Cysteine Residues C489 and C1135 of NaV 1.5 Play a Critical Role in Producing Late Sodium Current through nNOS-Dependent S-Nitrosylation of NaV 1.5

Direct S-nitrosylation of cysteine residues (SNO) in the cardiac sodium channel (NaV1.5) has been shown to increase late sodium current (INa) and has been implicated as a key biophysical mechanism underlying prolongation of the action potential in Long QT Syndromes type 9 and 12. The specific SNO site(s) of NaV1.5 that regulate increased late INa have not been established and we sought to determine if specific cysteine residue(s) in NaV1.5 mediate SNO-dependent increase of arrhythmogenic late INa. Cysteine residues were identified as candidates for S-nitrosylation by similarity to consensus sequences for S-nitrosylation and individual residues in NaV1.5 were replaced with alanine using site-directed mutagenesis (C280A, C374A, C489A, C649A, C683A, C686A, C1135A, C1166A, C1171A, and C1849A). Mutant or wild-type NaV1.5 was co-expressed in transfected HEK293 cells with the neuronal nitric oxide synthase (nNOS), and the adaptor protein α1-syntrophin (SNTA1), to optimize NaV1.5 nitrosylation. Using the whole-cell patch clamp technique, INa was recorded and late INa measured between 600-700ms as a percentage of peak INa. Wild-type NaV1.5 showed 0.80±0.07% (n=99) late INa at −20 mV which was decreased by the nNOS inhibitor L-NMMA to 0.24±0.05% (n=9). Only two Cys mutants showed reduced nitrosylation-dependent late INa; C489A (0.48±0.06%, n=32, p = 0.009) and C1135A (0.45±0.07%, n=29, p = 0.007).
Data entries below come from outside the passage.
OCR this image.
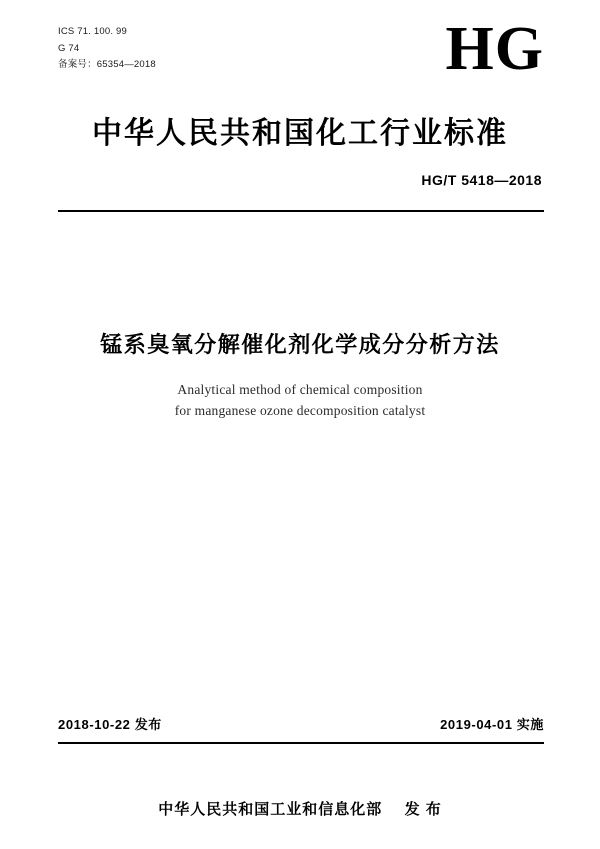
ICS 71. 100. 99
G 74
备案号：65354—2018	HG
中华人民共和国化工行业标准
HG/T 5418—2018
锰系臭氧分解催化剂化学成分分析方法
Analytical method of chemical composition
for manganese ozone decomposition catalyst
2018-10-22 发布	2019-04-01 实施
中华人民共和国工业和信息化部 发 布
When the nNOS inhibitor L-NMMA was added to cells expressing C489A or C1135A the level of late INa was similar to L-NMMA treated wild-type (0.28±0.14%, n=7; 0.28±0.06%, n=8, respectively). The double mutation of C489A and C1135A showed no significant nitrosylation-dependent late INa (0.26±0.04%, n=22, p = 0.0008). These data provide evidence that two specific cysteine residues (C489 and C1135) on NaV1.5 account for nitrosylation-dependent late INa.